Warnings have come from both the HM Revenue and Customs and from Amazon about steps that businesses can take to protect their European trade in the event that no exit deal is reached before March 29.
HMRC: three steps to European trade
HM Revenue and Customs is highlighting three steps that it says all businesses that trade with the EU should take in order to ensure that trade can continue in the event that no exit deal is reached before March 29. They include registering for a free Economic Operator and Registration Identification number that will enable them to continue trading with the EU. As yet, say HMRC, just 40,973 businesses – around 17% of the 240,000 UK businesses thought to trade only with the EU.
Here’s the link to do that. HMRC says the process, which is free, takes 10 minutes to do, and that it has capacity to register 11,000 businesses a day – with the implication that those who leave it late may find they face long queues to get their number.
Financial Secretary to the Treasury Mel Stride MP said: “We want businesses to be able to continue trading with minimal disruption in any scenario but we also know that people tend to leave things until the last minute and we would urge against that.”
After taking that step, HMRC says businesses need to take the step of deciding how they want to make customs declarations. HMRC says most businesses appoint a customs agent to do it on their behalf rather than training in-house staff to do it for them.
Finally, businesses can register for new Transitional Simplified Proceedures (TSP) that will allow them to import without having to make a full customs declaration at the border, and postpone paying import duties.
HMRC has made £8m in funding available for traders and intermediaries to support with them their training and IT costs. Some £3m of this funding is still remaining. Bids can be put in here.
Here’s a link to the letter that the government previously sent to 145,000 VAT registered businesses about what they need to do to prepare for no deal.
Amazon: marketplace seller warnings
Meanwhile, Amazon is writing to its sellers briefing them on being prepared for a no deal Brexit.

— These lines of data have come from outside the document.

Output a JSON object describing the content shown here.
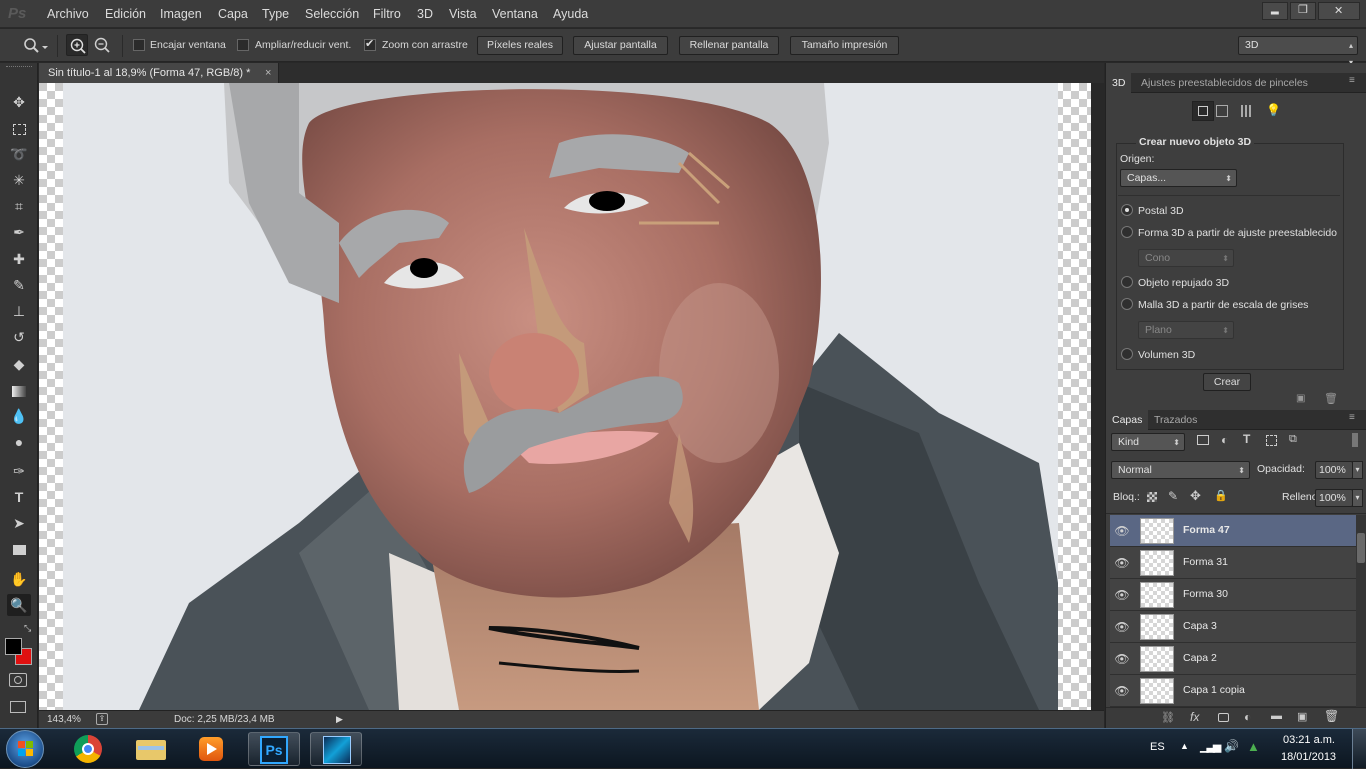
{
  "app": {
    "logo": "Ps"
  },
  "menu": [
    "Archivo",
    "Edición",
    "Imagen",
    "Capa",
    "Type",
    "Selección",
    "Filtro",
    "3D",
    "Vista",
    "Ventana",
    "Ayuda"
  ],
  "window_controls": {
    "minimize": "▂",
    "restore": "❐",
    "close": "✕"
  },
  "options": {
    "encajar_ventana": {
      "label": "Encajar ventana",
      "checked": false
    },
    "ampliar": {
      "label": "Ampliar/reducir vent.",
      "checked": false
    },
    "zoom_arrastre": {
      "label": "Zoom con arrastre",
      "checked": true
    },
    "buttons": [
      "Píxeles reales",
      "Ajustar pantalla",
      "Rellenar pantalla",
      "Tamaño impresión"
    ],
    "workspace": "3D"
  },
  "tools": [
    "move-icon",
    "marquee-icon",
    "lasso-icon",
    "magic-wand-icon",
    "crop-icon",
    "eyedropper-icon",
    "healing-icon",
    "brush-icon",
    "stamp-icon",
    "history-brush-icon",
    "eraser-icon",
    "gradient-icon",
    "blur-icon",
    "dodge-icon",
    "pen-icon",
    "type-icon",
    "path-select-icon",
    "rectangle-icon",
    "hand-icon",
    "zoom-icon"
  ],
  "colors": {
    "foreground": "#000000",
    "background": "#e01010",
    "selected_layer": "#5a6784",
    "accent": "#31a8ff"
  },
  "document": {
    "tab_title": "Sin título-1 al 18,9% (Forma 47, RGB/8) *",
    "tab_close": "×"
  },
  "status": {
    "zoom": "143,4%",
    "doc_info": "Doc: 2,25 MB/23,4 MB"
  },
  "panel3d": {
    "tabs": [
      "3D",
      "Ajustes preestablecidos de pinceles"
    ],
    "section_title": "Crear nuevo objeto 3D",
    "origen_label": "Origen:",
    "origen_value": "Capas...",
    "options": [
      {
        "label": "Postal 3D",
        "selected": true
      },
      {
        "label": "Forma 3D a partir de ajuste preestablecido",
        "selected": false
      },
      {
        "label": "Objeto repujado 3D",
        "selected": false
      },
      {
        "label": "Malla 3D a partir de escala de grises",
        "selected": false
      },
      {
        "label": "Volumen 3D",
        "selected": false
      }
    ],
    "preset_shape": "Cono",
    "grayscale_mesh": "Plano",
    "create_button": "Crear"
  },
  "layers_panel": {
    "tabs": [
      "Capas",
      "Trazados"
    ],
    "filter_kind": "Kind",
    "blend_mode": "Normal",
    "opacity_label": "Opacidad:",
    "opacity_value": "100%",
    "lock_label": "Bloq.:",
    "fill_label": "Relleno:",
    "fill_value": "100%",
    "layers": [
      {
        "name": "Forma 47",
        "selected": true
      },
      {
        "name": "Forma 31",
        "selected": false
      },
      {
        "name": "Forma 30",
        "selected": false
      },
      {
        "name": "Capa 3",
        "selected": false
      },
      {
        "name": "Capa 2",
        "selected": false
      },
      {
        "name": "Capa 1 copia",
        "selected": false
      }
    ],
    "footer_fx": "fx"
  },
  "taskbar": {
    "apps": [
      "windows-start-icon",
      "chrome-icon",
      "explorer-icon",
      "media-player-icon",
      "photoshop-icon",
      "game-icon"
    ],
    "ps_label": "Ps",
    "language": "ES",
    "time": "03:21 a.m.",
    "date": "18/01/2013"
  }
}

“The UK government has not provided guidance on the duration of any potential border disruption,” writes the Amazon Services Europe team in a message to sellers. “But during such a period you might not be able to fulfil items shipped from the UK to mainland EU countries, or vice versa. This includes items you sell on any of Amazon’s EU marketplaces. For example, a UK seller offering items on amazon.de might be unable to ship to a German customer from a UK address if there is a no deal Brexit.”
It says that disruption for goods send to the UK or the EU from outside Europe is expected to be minimal, while fulfilment within mainland Europe will stay unchanged.
Amazon is suggesting that sellers that don’t have their own warehouses on both sides of the UK/EU border consider using its in-house fulfilment service, Fulfilment by Amazon, to store inventory in both the UK and the EU. It recommends that sellers ship their inventory to an Amazon fulfilment centre in mainland Europe in order to fulfil orders from Germany, France, Italy or Spain, by March 17 – and it’s offering 50% discounts to those that register and ship more than 100 units of inventory before that date for goods stores between April 1 and May 31. “Doing so,” it writes, “will enable you to follow the practice of other businesses selling on Amazon by maintaining eight weeks of coverage, while saving on storage fees during this time.”